Quando passeggiava in quei grandi spazi, Alba disturbava spesso e volentieri lo spirito della defunta sovrana, esprimendole i suoi personali giudizi sulla sistemazione dei giardini, osando persino dei suggerimenti.
Inventava dei veri dialoghi dove immaginava di parlare a quattr’occhi con la regina del restyling necessario per modernizzare la sua opera.
In quel preciso posto Alba riusciva finalmente a rilassarsi. Era come se il suo cervello riuscisse a fuggire per un attimo dalla rete di paranoie dov’era abitualmente tenuto prigioniero.
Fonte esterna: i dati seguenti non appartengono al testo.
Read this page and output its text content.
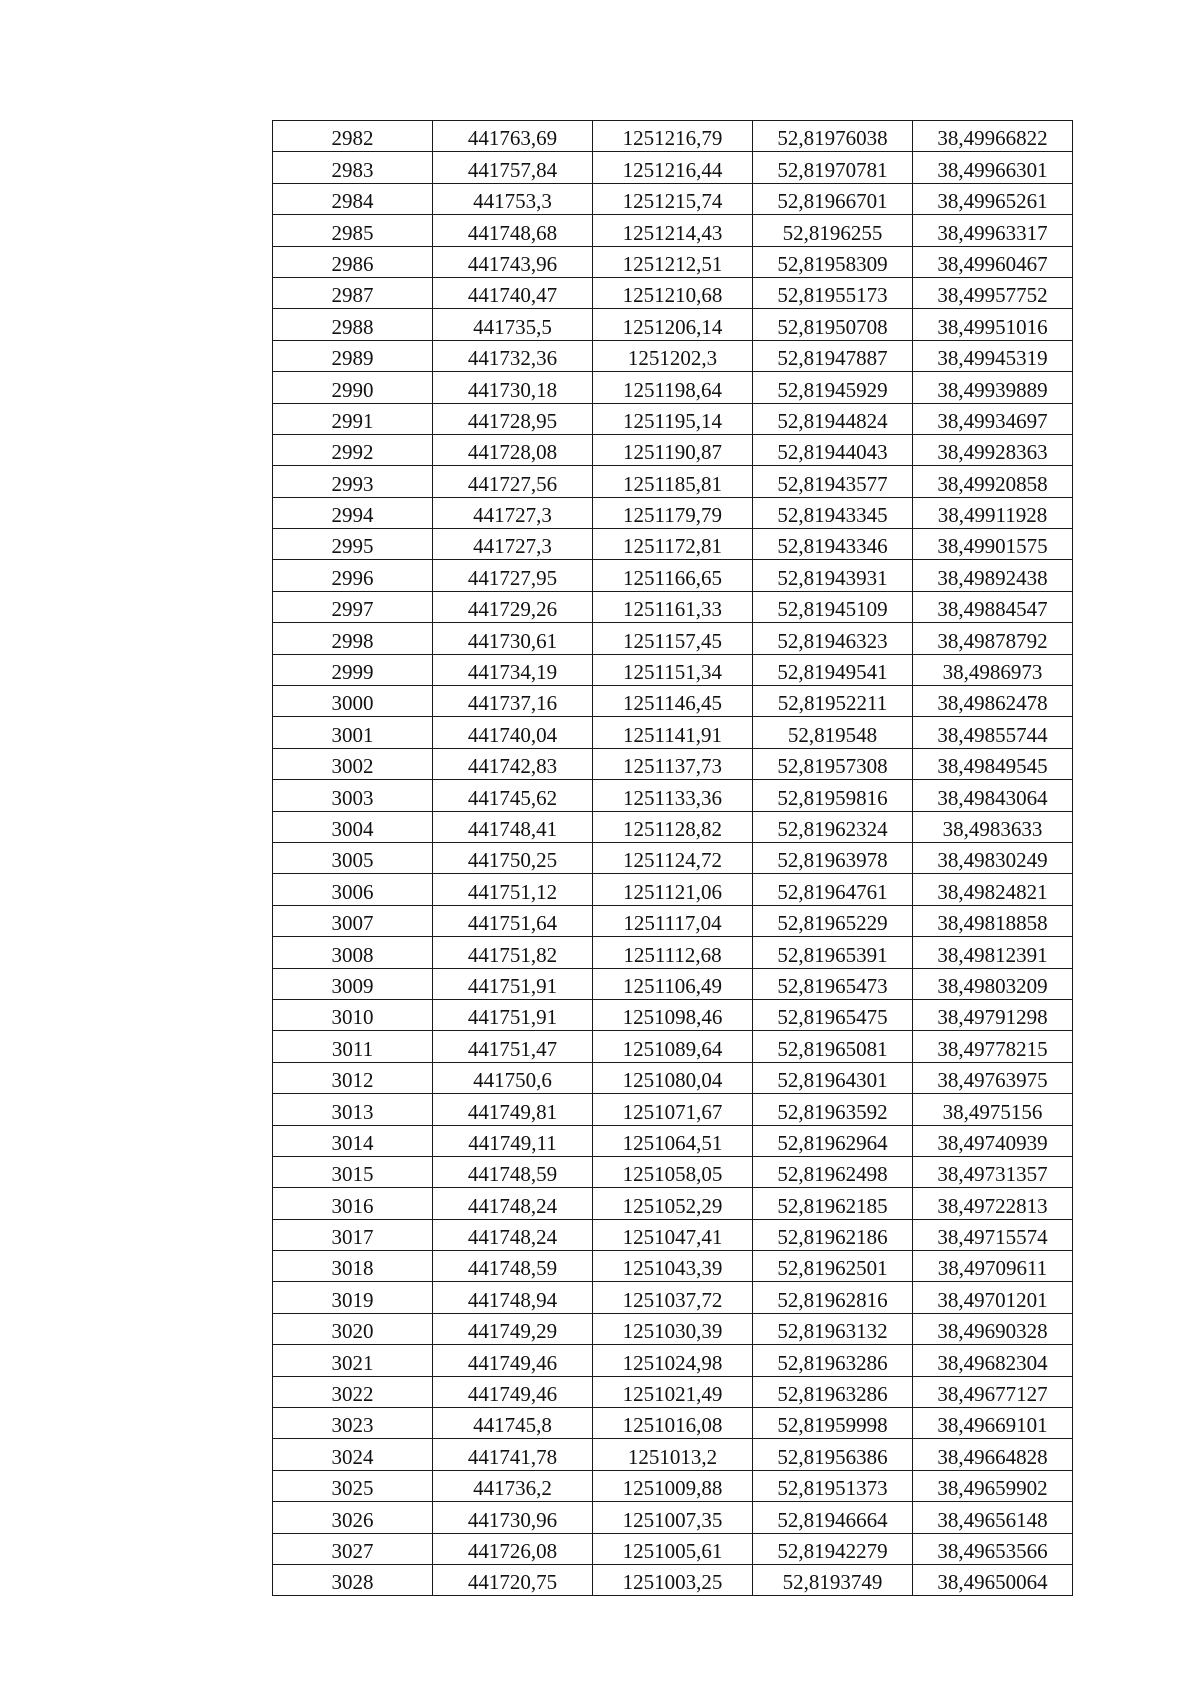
2982	441763,69	1251216,79	52,81976038	38,49966822
2983	441757,84	1251216,44	52,81970781	38,49966301
2984	441753,3	1251215,74	52,81966701	38,49965261
2985	441748,68	1251214,43	52,8196255	38,49963317
2986	441743,96	1251212,51	52,81958309	38,49960467
2987	441740,47	1251210,68	52,81955173	38,49957752
2988	441735,5	1251206,14	52,81950708	38,49951016
2989	441732,36	1251202,3	52,81947887	38,49945319
2990	441730,18	1251198,64	52,81945929	38,49939889
2991	441728,95	1251195,14	52,81944824	38,49934697
2992	441728,08	1251190,87	52,81944043	38,49928363
2993	441727,56	1251185,81	52,81943577	38,49920858
2994	441727,3	1251179,79	52,81943345	38,49911928
2995	441727,3	1251172,81	52,81943346	38,49901575
2996	441727,95	1251166,65	52,81943931	38,49892438
2997	441729,26	1251161,33	52,81945109	38,49884547
2998	441730,61	1251157,45	52,81946323	38,49878792
2999	441734,19	1251151,34	52,81949541	38,4986973
3000	441737,16	1251146,45	52,81952211	38,49862478
3001	441740,04	1251141,91	52,819548	38,49855744
3002	441742,83	1251137,73	52,81957308	38,49849545
3003	441745,62	1251133,36	52,81959816	38,49843064
3004	441748,41	1251128,82	52,81962324	38,4983633
3005	441750,25	1251124,72	52,81963978	38,49830249
3006	441751,12	1251121,06	52,81964761	38,49824821
3007	441751,64	1251117,04	52,81965229	38,49818858
3008	441751,82	1251112,68	52,81965391	38,49812391
3009	441751,91	1251106,49	52,81965473	38,49803209
3010	441751,91	1251098,46	52,81965475	38,49791298
3011	441751,47	1251089,64	52,81965081	38,49778215
3012	441750,6	1251080,04	52,81964301	38,49763975
3013	441749,81	1251071,67	52,81963592	38,4975156
3014	441749,11	1251064,51	52,81962964	38,49740939
3015	441748,59	1251058,05	52,81962498	38,49731357
3016	441748,24	1251052,29	52,81962185	38,49722813
3017	441748,24	1251047,41	52,81962186	38,49715574
3018	441748,59	1251043,39	52,81962501	38,49709611
3019	441748,94	1251037,72	52,81962816	38,49701201
3020	441749,29	1251030,39	52,81963132	38,49690328
3021	441749,46	1251024,98	52,81963286	38,49682304
3022	441749,46	1251021,49	52,81963286	38,49677127
3023	441745,8	1251016,08	52,81959998	38,49669101
3024	441741,78	1251013,2	52,81956386	38,49664828
3025	441736,2	1251009,88	52,81951373	38,49659902
3026	441730,96	1251007,35	52,81946664	38,49656148
3027	441726,08	1251005,61	52,81942279	38,49653566
3028	441720,75	1251003,25	52,8193749	38,49650064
Nelle tracce del grande talento italiano, tutto le sembrava ancora possibile e uno spirito naïf le si risvegliava dentro, ispirandole idee azzardate come, tra le altre cose, un nuovo significato da dare a quel viaggio a Parigi.
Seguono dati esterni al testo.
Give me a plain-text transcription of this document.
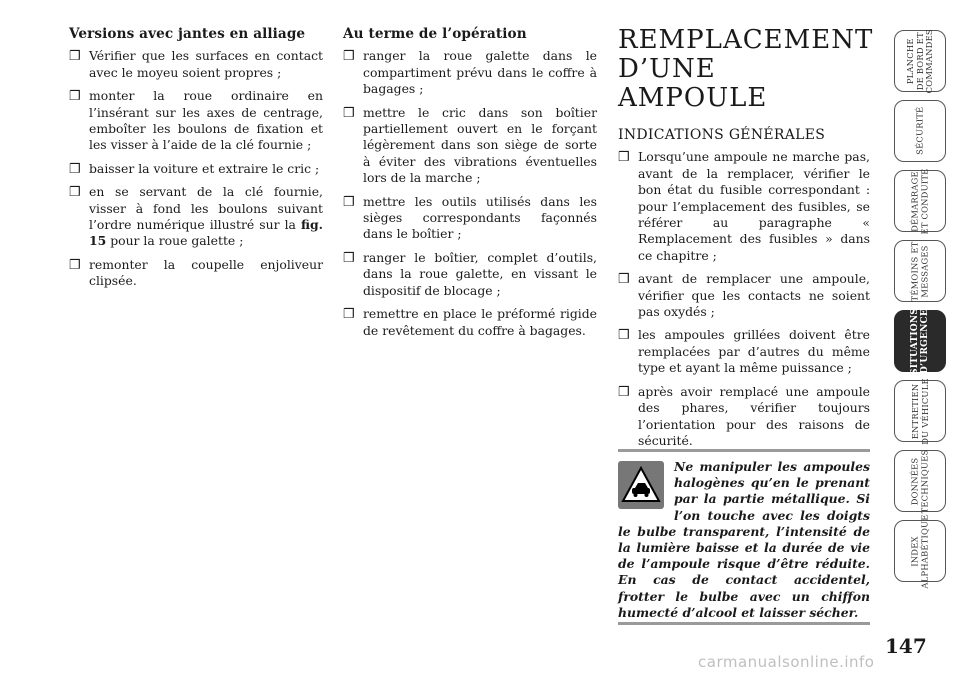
Versions avec jantes en alliage
❒ Vérifier que les surfaces en contact avec le moyeu soient propres ;
❒ monter la roue ordinaire en l’insérant sur les axes de centrage, emboîter les boulons de fixation et les visser à l’aide de la clé fournie ;
❒ baisser la voiture et extraire le cric ;
❒ en se servant de la clé fournie, visser à fond les boulons suivant l’ordre numérique illustré sur la fig. 15 pour la roue galette ;
❒ remonter la coupelle enjoliveur clipsée.
Au terme de l’opération
❒ ranger la roue galette dans le compartiment prévu dans le coffre à bagages ;
❒ mettre le cric dans son boîtier partiellement ouvert en le forçant légèrement dans son siège de sorte à éviter des vibrations éventuelles lors de la marche ;
❒ mettre les outils utilisés dans les sièges correspondants façonnés dans le boîtier ;
❒ ranger le boîtier, complet d’outils, dans la roue galette, en vissant le dispositif de blocage ;
❒ remettre en place le préformé rigide de revêtement du coffre à bagages.
REMPLACEMENT
D’UNE AMPOULE
INDICATIONS GÉNÉRALES
❒ Lorsqu’une ampoule ne marche pas, avant de la remplacer, vérifier le bon état du fusible correspondant : pour l’emplacement des fusibles, se référer au paragraphe « Remplacement des fusibles » dans ce chapitre ;
❒ avant de remplacer une ampoule, vérifier que les contacts ne soient pas oxydés ;
❒ les ampoules grillées doivent être remplacées par d’autres du même type et ayant la même puissance ;
❒ après avoir remplacé une ampoule des phares, vérifier toujours l’orientation pour des raisons de sécurité.
Ne manipuler les ampoules halogènes qu’en le prenant par la partie métallique. Si l’on touche avec les doigts le bulbe transparent, l’intensité de la lumière baisse et la durée de vie de l’ampoule risque d’être réduite. En cas de contact accidentel, frotter le bulbe avec un chiffon humecté d’alcool et laisser sécher.
PLANCHE
DE BORD ET
COMMANDES
SÉCURITÉ
DÉMARRAGE
ET CONDUITE
TÉMOINS ET
MESSAGES
SITUATIONS
D’URGENCE
ENTRETIEN
DU VÉHICULE
DONNÉES
TECHNIQUES
INDEX
ALPHABÉTIQUE
147
carmanualsonline.info
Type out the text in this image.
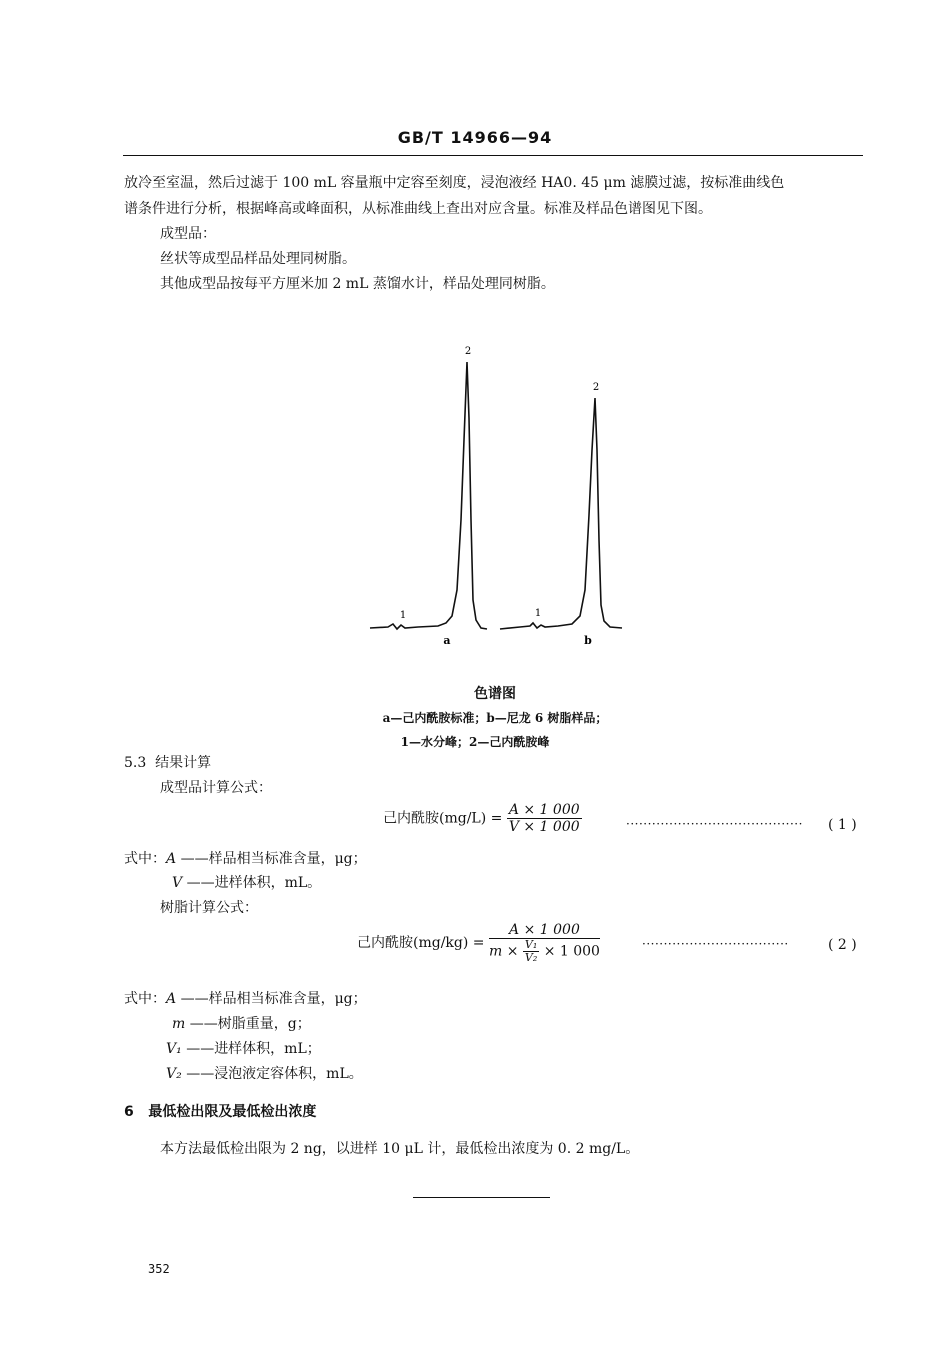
GB/T 14966—94
放冷至室温，然后过滤于 100 mL 容量瓶中定容至刻度，浸泡液经 HA0. 45 μm 滤膜过滤，按标准曲线色
谱条件进行分析，根据峰高或峰面积，从标准曲线上查出对应含量。标准及样品色谱图见下图。
成型品：
丝状等成型品样品处理同树脂。
其他成型品按每平方厘米加 2 mL 蒸馏水计，样品处理同树脂。
2
1
2
1
a	b
色谱图
a—己内酰胺标准；b—尼龙 6 树脂样品；
1—水分峰；2—己内酰胺峰
5.3 结果计算
成型品计算公式：
己内酰胺$(mg/L) = \frac{A \times 1 000}{V \times 1 000}$	········································· ( 1 )
式中：A ——样品相当标准含量，μg；
V ——进样体积，mL。
树脂计算公式：
己内酰胺$(mg/kg) = \frac{A \times 1 000}{m \times \frac{\text{V₁}}{\text{V₂}} \times 1 000}$	··································	( 2 )
式中：A ——样品相当标准含量，μg；
m ——树脂重量，g；
V₁ ——进样体积，mL；
V₂ ——浸泡液定容体积，mL。
6 最低检出限及最低检出浓度
本方法最低检出限为 2 ng，以进样 10 μL 计，最低检出浓度为 0. 2 mg/L。
352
Per esempio quello di cercare di far funzionare il suo matrimonio organizzando una giornata romantica in un posto insolito.
Peccato che per Giovanni l’obiettivo di quel week end fosse ben diverso: comprarsi l’ultimo modello dell’orologio Carthier, in Rue de la Paix, un posto, a detta di lui, dove sapevano veramente trattarti con i guanti, offrendo del vero champagne ai clienti di un certo calibro.
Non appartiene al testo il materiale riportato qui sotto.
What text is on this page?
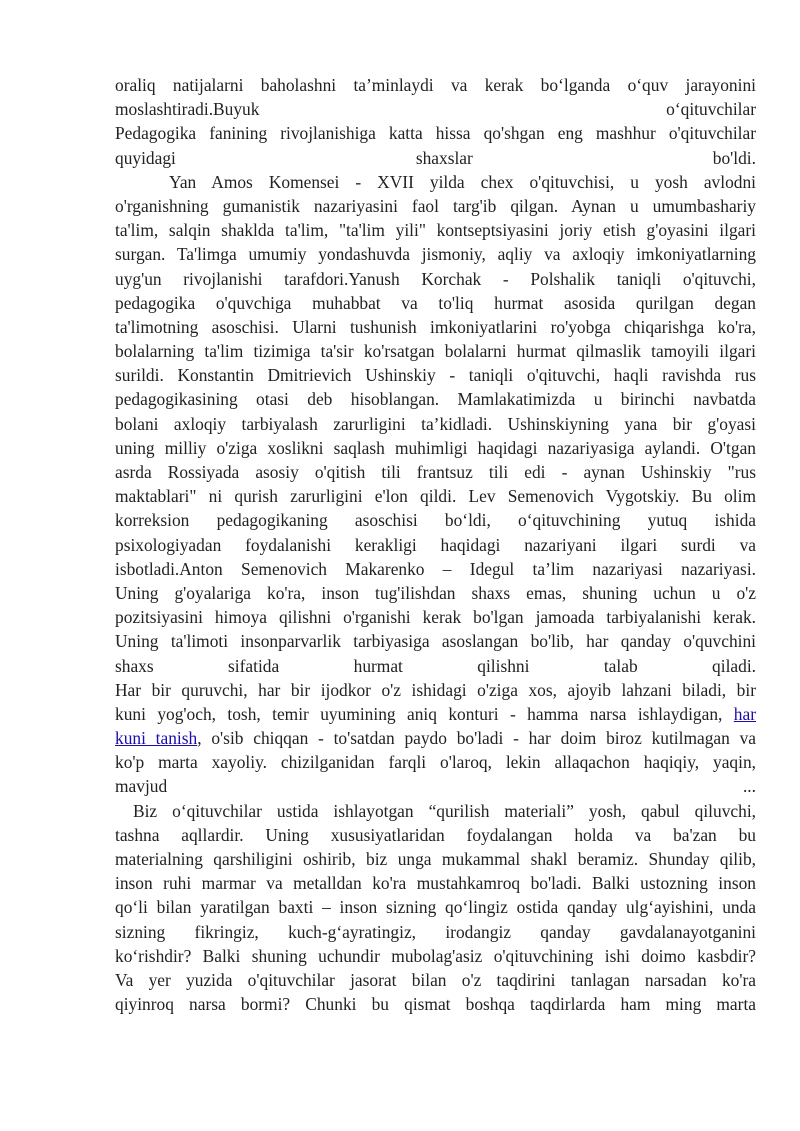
oraliq natijalarni baholashni ta’minlaydi va kerak bo‘lganda o‘quv jarayonini
moslashtiradi.Buyuk o‘qituvchilar
Pedagogika fanining rivojlanishiga katta hissa qo'shgan eng mashhur o'qituvchilar
quyidagi shaxslar bo'ldi.
Yan Amos Komensei - XVII yilda chex o'qituvchisi, u yosh avlodni
o'rganishning gumanistik nazariyasini faol targ'ib qilgan. Aynan u umumbashariy
ta'lim, salqin shaklda ta'lim, "ta'lim yili" kontseptsiyasini joriy etish g'oyasini ilgari
surgan. Ta'limga umumiy yondashuvda jismoniy, aqliy va axloqiy imkoniyatlarning
uyg'un rivojlanishi tarafdori.Yanush Korchak - Polshalik taniqli o'qituvchi,
pedagogika o'quvchiga muhabbat va to'liq hurmat asosida qurilgan degan
ta'limotning asoschisi. Ularni tushunish imkoniyatlarini ro'yobga chiqarishga ko'ra,
bolalarning ta'lim tizimiga ta'sir ko'rsatgan bolalarni hurmat qilmaslik tamoyili ilgari
surildi. Konstantin Dmitrievich Ushinskiy - taniqli o'qituvchi, haqli ravishda rus
pedagogikasining otasi deb hisoblangan. Mamlakatimizda u birinchi navbatda
bolani axloqiy tarbiyalash zarurligini ta’kidladi. Ushinskiyning yana bir g'oyasi
uning milliy o'ziga xoslikni saqlash muhimligi haqidagi nazariyasiga aylandi. O'tgan
asrda Rossiyada asosiy o'qitish tili frantsuz tili edi - aynan Ushinskiy "rus
maktablari" ni qurish zarurligini e'lon qildi. Lev Semenovich Vygotskiy. Bu olim
korreksion pedagogikaning asoschisi bo‘ldi, o‘qituvchining yutuq ishida
psixologiyadan foydalanishi kerakligi haqidagi nazariyani ilgari surdi va
isbotladi.Anton Semenovich Makarenko – Idegul ta’lim nazariyasi nazariyasi.
Uning g'oyalariga ko'ra, inson tug'ilishdan shaxs emas, shuning uchun u o'z
pozitsiyasini himoya qilishni o'rganishi kerak bo'lgan jamoada tarbiyalanishi kerak.
Uning ta'limoti insonparvarlik tarbiyasiga asoslangan bo'lib, har qanday o'quvchini
shaxs sifatida hurmat qilishni talab qiladi.
Har bir quruvchi, har bir ijodkor o'z ishidagi o'ziga xos, ajoyib lahzani biladi, bir
kuni yog'och, tosh, temir uyumining aniq konturi - hamma narsa ishlaydigan, har
kuni tanish, o'sib chiqqan - to'satdan paydo bo'ladi - har doim biroz kutilmagan va
ko'p marta xayoliy. chizilganidan farqli o'laroq, lekin allaqachon haqiqiy, yaqin,
mavjud ...
Biz o‘qituvchilar ustida ishlayotgan “qurilish materiali” yosh, qabul qiluvchi,
tashna aqllardir. Uning xususiyatlaridan foydalangan holda va ba'zan bu
materialning qarshiligini oshirib, biz unga mukammal shakl beramiz. Shunday qilib,
inson ruhi marmar va metalldan ko'ra mustahkamroq bo'ladi. Balki ustozning inson
qo‘li bilan yaratilgan baxti – inson sizning qo‘lingiz ostida qanday ulg‘ayishini, unda
sizning fikringiz, kuch-g‘ayratingiz, irodangiz qanday gavdalanayotganini
ko‘rishdir? Balki shuning uchundir mubolag'asiz o'qituvchining ishi doimo kasbdir?
Va yer yuzida o'qituvchilar jasorat bilan o'z taqdirini tanlagan narsadan ko'ra
qiyinroq narsa bormi? Chunki bu qismat boshqa taqdirlarda ham ming marta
Era lampante che la coppia fosse spesso animata da intenzioni a dir poco discordanti.
Alla fine l’aveva avuta vinta Alba portandolo a pranzare in una brasserie molto carina che dava direttamente su Place des Vosges, dopodiché avevano fatto un giro nel giardino alberato al centro della piazza dove tutti approfittavano dell’ultimo sole estivo. Alba gli aveva proposto di distendersi sul prato imitando parigini e turisti: sembravano tutti così felici! Le pareva così di poter catturare un po’ di quella gioia palpabile e contagiosa. Ma Giovanni scoppiò a riderle in faccia, come se avesse detto un’enormità.
“Ma cosa ti salta in testa?! Sono cose da ragazzini! E poi ti ricordo che il tuo vestito in seta pura mi è costato ben duemila euro! Non vorrai mica rovinarlo?!”
Si dava il caso che si trattasse proprio del regalo di Giovanni per il compleanno di Alba.
Passeggiando sotto i portici caratteristici della piazza, Alba venne rapita dalla melodia di un’arpa. Un ragazzo qualunque interpretava un’aria romantica con passione, sfiorando le corde con la maestria e la delicatezza di chi conosce bene il suo strumento. Sembrava guidato da un istinto profondo. Anche lei da piccola sognava di suonare l’arpa, ma non aveva potuto permettersi delle lezioni a causa della povertà in cui versava la sua famiglia. Il suo sogno era quello di diventare la più grande arpista di tutti i tempi, ma purtroppo non ne aveva avuto la possibilità. Questo era il grande rammarico che si portava dentro sin dall’infanzia. Si sentì di rivelare a Giovanni questo piccolo segreto che non aveva mai osato condividere con lui, offrendoglielo sull’altare di un amore agonizzante, ottenendo di tutta risposta il silenzio più assordante di tutte le musiche mai suonate al mondo.
Alba per la prima volta percepì il disinteresse totale che suo marito nutriva nei suoi confronti, una sfacciata indifferenza per i suoi desideri e la sua essenza più profonda.
Piangere lì, in quel preciso momento, sarebbe stato troppo facile, troppo ovvio.
Non le restò che mandar giù quel boccone amaro come il veleno seppellendolo in fondo allo stomaco, dove sarebbe giaciuto fino a tempo debito.